Friday, October 5, 2007

Music and Memory, Part 2: Neil Young


I had a friend long ago who once said that she wished Neil Young were her dad. While such a wish strikes me as misguided at best, my own opinion about Young has progressed from indifference to a respect that borders on awe. I first discovered his music while babysitting for hippies in the late 1970s. At that time, I was more attracted by the gorgeous harmonizing of his colleagues Crosby, Stills, and Nash. Young's quasi-tuneless, mournful, boyishly fragile voice and alternately morose and bitter songwriting seemed to me hallmarks of guy music, which didn't interest me as a rule; I preferred Joni Mitchell, Carly Simon, and Phoebe Snow. But I recall riding on a city bus around that time and witnessing an older teen vandalizing the seat-back ahead of her with the iconic words: "Oh to live on sugar mountain, with the barkers and the colored balloons." The pathos of this scene touched and unnerved me,leaving me wondering if the adulthood I so longed for would leave me with a broken sense of longing (it has).
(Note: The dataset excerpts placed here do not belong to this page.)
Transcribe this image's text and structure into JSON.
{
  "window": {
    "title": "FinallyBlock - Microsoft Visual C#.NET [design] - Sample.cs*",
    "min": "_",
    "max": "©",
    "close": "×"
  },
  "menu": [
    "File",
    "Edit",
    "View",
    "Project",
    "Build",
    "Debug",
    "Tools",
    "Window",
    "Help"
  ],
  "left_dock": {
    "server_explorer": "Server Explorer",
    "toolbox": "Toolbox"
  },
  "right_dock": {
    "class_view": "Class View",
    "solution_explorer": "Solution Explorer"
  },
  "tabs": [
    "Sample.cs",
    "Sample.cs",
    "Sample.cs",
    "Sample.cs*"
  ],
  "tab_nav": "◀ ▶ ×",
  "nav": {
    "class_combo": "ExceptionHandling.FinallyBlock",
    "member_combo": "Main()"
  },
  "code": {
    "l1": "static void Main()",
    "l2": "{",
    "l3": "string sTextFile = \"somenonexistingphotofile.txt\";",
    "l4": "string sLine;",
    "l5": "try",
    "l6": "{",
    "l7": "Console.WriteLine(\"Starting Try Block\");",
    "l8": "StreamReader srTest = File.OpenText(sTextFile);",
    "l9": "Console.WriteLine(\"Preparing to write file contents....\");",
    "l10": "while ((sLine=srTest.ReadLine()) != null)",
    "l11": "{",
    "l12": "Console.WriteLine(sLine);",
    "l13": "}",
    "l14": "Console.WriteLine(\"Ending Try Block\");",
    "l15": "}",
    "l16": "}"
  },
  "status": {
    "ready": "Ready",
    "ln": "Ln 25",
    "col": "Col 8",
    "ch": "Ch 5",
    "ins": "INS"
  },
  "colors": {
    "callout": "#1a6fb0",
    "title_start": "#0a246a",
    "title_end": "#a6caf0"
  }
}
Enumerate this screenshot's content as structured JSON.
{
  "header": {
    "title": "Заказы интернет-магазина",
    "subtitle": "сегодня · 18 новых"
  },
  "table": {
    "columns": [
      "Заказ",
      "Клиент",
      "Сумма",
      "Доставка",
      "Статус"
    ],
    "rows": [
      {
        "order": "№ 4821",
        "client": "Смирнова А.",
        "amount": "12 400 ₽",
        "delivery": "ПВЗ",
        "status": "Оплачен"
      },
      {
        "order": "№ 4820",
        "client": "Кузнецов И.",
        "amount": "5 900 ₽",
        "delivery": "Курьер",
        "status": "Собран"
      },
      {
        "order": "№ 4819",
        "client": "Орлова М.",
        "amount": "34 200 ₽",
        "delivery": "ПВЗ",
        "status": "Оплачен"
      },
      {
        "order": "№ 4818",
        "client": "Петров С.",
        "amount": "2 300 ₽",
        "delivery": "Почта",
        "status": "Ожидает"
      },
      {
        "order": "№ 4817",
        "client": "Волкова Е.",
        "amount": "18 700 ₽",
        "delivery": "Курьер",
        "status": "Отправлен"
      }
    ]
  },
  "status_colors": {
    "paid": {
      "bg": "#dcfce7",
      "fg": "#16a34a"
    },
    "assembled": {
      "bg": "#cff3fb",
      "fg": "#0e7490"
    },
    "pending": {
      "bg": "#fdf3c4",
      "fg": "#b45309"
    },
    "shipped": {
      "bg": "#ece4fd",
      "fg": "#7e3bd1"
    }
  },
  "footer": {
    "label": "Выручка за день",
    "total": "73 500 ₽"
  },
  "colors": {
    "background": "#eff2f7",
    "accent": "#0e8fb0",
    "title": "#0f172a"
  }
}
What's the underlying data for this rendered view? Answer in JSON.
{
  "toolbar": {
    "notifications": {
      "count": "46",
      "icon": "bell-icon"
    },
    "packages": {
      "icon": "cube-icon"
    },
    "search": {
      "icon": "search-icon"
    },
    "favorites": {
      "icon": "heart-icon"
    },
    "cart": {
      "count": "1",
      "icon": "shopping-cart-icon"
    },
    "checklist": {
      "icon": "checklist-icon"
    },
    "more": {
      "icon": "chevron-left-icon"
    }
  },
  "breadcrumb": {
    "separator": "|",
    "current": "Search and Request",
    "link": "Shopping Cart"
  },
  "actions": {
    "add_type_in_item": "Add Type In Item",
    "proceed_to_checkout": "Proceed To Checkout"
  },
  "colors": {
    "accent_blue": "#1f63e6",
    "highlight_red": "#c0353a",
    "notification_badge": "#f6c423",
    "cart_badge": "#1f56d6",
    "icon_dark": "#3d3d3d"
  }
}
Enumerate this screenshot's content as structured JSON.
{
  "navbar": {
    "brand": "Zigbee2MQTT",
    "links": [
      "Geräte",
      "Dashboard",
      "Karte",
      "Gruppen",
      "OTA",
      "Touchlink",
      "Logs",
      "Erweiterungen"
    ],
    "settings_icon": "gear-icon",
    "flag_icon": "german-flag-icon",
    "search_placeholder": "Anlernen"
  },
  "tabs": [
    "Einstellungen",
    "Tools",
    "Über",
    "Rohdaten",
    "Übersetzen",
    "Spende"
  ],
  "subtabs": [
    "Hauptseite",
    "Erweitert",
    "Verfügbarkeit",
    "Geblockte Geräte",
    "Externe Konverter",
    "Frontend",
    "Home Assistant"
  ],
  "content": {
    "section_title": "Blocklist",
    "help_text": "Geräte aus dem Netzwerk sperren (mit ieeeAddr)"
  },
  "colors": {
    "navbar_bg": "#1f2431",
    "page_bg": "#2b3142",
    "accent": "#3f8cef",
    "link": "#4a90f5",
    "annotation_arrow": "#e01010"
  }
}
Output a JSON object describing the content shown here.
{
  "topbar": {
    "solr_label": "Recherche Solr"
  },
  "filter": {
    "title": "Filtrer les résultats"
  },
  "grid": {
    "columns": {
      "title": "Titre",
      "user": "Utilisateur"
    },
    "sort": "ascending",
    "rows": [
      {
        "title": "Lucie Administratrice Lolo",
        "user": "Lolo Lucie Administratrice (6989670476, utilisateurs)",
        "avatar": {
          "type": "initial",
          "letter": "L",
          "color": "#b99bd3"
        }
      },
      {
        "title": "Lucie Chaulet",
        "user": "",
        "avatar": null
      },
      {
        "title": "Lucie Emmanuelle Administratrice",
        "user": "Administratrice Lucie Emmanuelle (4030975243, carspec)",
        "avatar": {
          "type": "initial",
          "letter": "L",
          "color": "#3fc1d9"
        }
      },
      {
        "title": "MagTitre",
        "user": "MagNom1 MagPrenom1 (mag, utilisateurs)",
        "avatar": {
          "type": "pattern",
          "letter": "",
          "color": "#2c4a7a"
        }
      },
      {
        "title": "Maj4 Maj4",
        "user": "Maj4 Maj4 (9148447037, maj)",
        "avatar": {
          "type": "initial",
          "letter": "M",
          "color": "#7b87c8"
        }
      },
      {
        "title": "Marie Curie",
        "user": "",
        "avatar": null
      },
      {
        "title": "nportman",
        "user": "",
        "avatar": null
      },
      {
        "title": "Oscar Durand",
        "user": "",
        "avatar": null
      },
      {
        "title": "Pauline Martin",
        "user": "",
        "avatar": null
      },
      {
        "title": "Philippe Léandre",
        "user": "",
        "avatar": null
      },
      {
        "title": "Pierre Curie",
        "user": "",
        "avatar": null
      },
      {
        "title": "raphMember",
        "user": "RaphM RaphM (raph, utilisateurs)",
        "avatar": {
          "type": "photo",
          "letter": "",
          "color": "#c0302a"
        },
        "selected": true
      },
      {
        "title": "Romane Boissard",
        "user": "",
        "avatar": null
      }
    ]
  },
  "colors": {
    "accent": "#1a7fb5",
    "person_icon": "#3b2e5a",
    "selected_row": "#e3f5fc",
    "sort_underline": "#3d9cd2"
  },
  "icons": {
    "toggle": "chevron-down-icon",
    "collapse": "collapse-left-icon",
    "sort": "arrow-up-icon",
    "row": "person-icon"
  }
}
As a professional longhair with a limited amount of spare time, I'm pretty well out of touch with current pop culture, and I haven't heard Young's latest two albums. However, the shaky voice, seemingly without overtones, and the despairing songs of the 1970s-era Neil Young are so full of human loneliness and a kind of existential resignation to the uncontrollable strangeness and suffering of life that they resonate powerfully in my heart and memory.

8 comments:

wheyface said...

hello!
I wasn't too keen on Neil Young when I first listened to him in my early 20s. But I've changed my mind.

Pentimento said...

Hi wheyface! I am chuffed that you're here!

wheyface said...

Reading your blog reminds me of your voice and the conversations we had.

Pentimento said...

I'm so glad you're reading it! We probably didn't discuss Neil Young though . . . : )

Maclin Horton said...

Very interesting blog (I'm here via The Dawn Patrol). I'll be back. Perhaps you would enjoy my recent review of one of Neil's classics.

Pentimento said...

Thank you, maclin. I'm starting to think that Neil is underrated, if that's possible.

Tertium Quid said...

I love Neil Young too.

Not long ago I was working late and found this on YouTube. I sent it to my wife.

http://www.youtube.com/watch?v=XQXnvNwGTAY

Pentimento said...

tertium quid, thanks for the link; it was beautiful. You can really hear the musical aesthetic that he shares with Joni Mitchell.

On the other hand, I was very upset by the flame war in the comments section. It makes my heart sink to see how people approach things that are beautiful with so much hatred and fear.